Posted
CalOSHA has asked two parks to shut down their rides and modify the restraint system that is being blamed in several deaths. Xcelerator at Knott's Berry Farm and Superman at Six Flags Magic Mountain are closed.
Read more from AP via The Monterey Herald.
Alright, two words, but it highlights the point - these people are crazy!!! What the blinkin 'eck is wrong with the restraints? If nothing, what the blinkin 'eck is wrong with OSHA?
fume fume fume is smoke coming out my ears yet?
If so, then that's the real irony in all of this.
Shaggy
S:TE doesn't have the type of forces that are going to make you come out of even a badly designed lap bar if my read of the pictures are correct.
Doesn't Xcellerator, on the other hand, have a different kind of bar anyway?
Richard
That is the way we do things, particularly in America, and I don't see it changing anytime soon.
1) OSHA has nothing to do with this. OSHA is a federal agency that regulates worker safety. It is not a California state agency. It has nothing to do with the design of restraints on rollercoasters or accidents that happen to park patrons. It becomes involved only when park workers are injured.

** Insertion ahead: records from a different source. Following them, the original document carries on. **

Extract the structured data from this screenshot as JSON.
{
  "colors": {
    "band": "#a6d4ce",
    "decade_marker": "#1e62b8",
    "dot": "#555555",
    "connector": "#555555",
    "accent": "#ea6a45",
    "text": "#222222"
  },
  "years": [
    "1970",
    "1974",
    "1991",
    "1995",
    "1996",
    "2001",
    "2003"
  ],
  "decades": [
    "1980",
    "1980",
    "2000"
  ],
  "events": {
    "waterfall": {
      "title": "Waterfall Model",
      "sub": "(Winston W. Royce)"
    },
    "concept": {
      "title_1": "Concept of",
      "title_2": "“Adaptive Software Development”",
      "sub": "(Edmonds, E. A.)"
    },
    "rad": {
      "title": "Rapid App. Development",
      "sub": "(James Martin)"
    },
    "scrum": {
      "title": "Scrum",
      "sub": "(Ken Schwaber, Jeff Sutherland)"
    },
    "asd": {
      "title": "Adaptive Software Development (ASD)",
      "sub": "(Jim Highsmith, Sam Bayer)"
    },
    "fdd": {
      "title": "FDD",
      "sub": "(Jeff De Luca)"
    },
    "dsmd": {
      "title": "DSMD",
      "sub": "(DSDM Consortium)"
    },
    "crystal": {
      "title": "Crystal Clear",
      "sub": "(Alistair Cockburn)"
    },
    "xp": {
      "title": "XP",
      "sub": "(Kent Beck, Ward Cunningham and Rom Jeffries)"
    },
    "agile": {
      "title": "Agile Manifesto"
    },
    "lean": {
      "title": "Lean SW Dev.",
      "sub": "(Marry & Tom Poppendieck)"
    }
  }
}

2) While not all Intamin T-bar safety restraints are the same, their overall safety record has been poor. There has been roughly 1 fatality associated with these restraints for every 20 ride-years of operation. That's 100 times as high as the industry average. If that were the average for amusement rides in the US, we would have 250 people killed every year on fixed amusment rides in the US. (The current average is about 2.5 deaths per year in the US)
3) The general public is not qualified to determine if they are properly secured on a ride. That has to be the primary responsibility of the ride operators and to some extent the ride designers.

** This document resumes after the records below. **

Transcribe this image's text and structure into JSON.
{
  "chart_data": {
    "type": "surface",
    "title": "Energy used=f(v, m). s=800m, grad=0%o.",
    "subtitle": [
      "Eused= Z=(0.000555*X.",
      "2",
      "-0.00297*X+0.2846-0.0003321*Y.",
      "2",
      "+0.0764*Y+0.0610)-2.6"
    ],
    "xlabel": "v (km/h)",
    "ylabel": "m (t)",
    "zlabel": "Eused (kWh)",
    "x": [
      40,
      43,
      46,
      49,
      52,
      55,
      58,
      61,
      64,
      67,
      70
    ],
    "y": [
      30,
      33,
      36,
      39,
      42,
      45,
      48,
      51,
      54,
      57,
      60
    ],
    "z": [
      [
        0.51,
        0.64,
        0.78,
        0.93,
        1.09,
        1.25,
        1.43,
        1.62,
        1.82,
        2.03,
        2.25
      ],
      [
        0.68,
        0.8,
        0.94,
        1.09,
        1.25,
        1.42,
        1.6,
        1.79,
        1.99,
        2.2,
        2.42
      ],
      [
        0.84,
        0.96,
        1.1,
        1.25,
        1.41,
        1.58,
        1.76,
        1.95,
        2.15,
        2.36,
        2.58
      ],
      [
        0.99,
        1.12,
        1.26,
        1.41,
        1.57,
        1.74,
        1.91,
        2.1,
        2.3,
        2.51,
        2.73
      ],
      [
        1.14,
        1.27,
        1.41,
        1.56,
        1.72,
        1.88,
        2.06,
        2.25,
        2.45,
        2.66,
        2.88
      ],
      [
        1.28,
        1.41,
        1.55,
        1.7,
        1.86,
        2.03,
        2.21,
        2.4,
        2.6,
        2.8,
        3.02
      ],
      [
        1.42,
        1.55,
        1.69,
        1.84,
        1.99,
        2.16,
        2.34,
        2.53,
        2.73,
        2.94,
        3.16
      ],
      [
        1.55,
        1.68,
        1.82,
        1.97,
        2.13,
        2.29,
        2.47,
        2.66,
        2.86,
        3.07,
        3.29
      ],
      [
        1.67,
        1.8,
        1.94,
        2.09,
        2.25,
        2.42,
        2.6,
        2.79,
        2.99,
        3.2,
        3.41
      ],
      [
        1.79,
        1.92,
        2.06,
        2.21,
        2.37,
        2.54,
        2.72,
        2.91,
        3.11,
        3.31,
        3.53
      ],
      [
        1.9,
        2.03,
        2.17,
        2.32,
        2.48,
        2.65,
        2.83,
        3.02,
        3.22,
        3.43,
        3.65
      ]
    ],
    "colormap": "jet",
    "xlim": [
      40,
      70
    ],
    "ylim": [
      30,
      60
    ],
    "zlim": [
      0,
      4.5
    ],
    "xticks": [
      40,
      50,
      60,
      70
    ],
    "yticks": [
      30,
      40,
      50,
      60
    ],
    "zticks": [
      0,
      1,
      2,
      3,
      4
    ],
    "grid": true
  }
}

4) There are known problems with the arrangement of the Intamin T-bar restraints that make it easier for the rider to not be secured properly than with most other restraints.
5) I agree that the modified restraints on the SROS's are not the ideal design. However, I think that they are better than the alternate of having all of these rides shutdown for the entire season. Hopefully for next year we will have improved restraints.
It also doesnt help that any time any one gets hurt that the media runs to the big-mouth fackler as if she is a engineer who designs rides and is a expert on restraint systems!!!
Actually, it does. California's OSHA (called DOSH, but the equivalent of occupational safety entities in other states) has jurisdiction over certain aspects of fixed and portable amusement rides and has since 2000. I believe it's the only state OSHA to have such jurisdiction.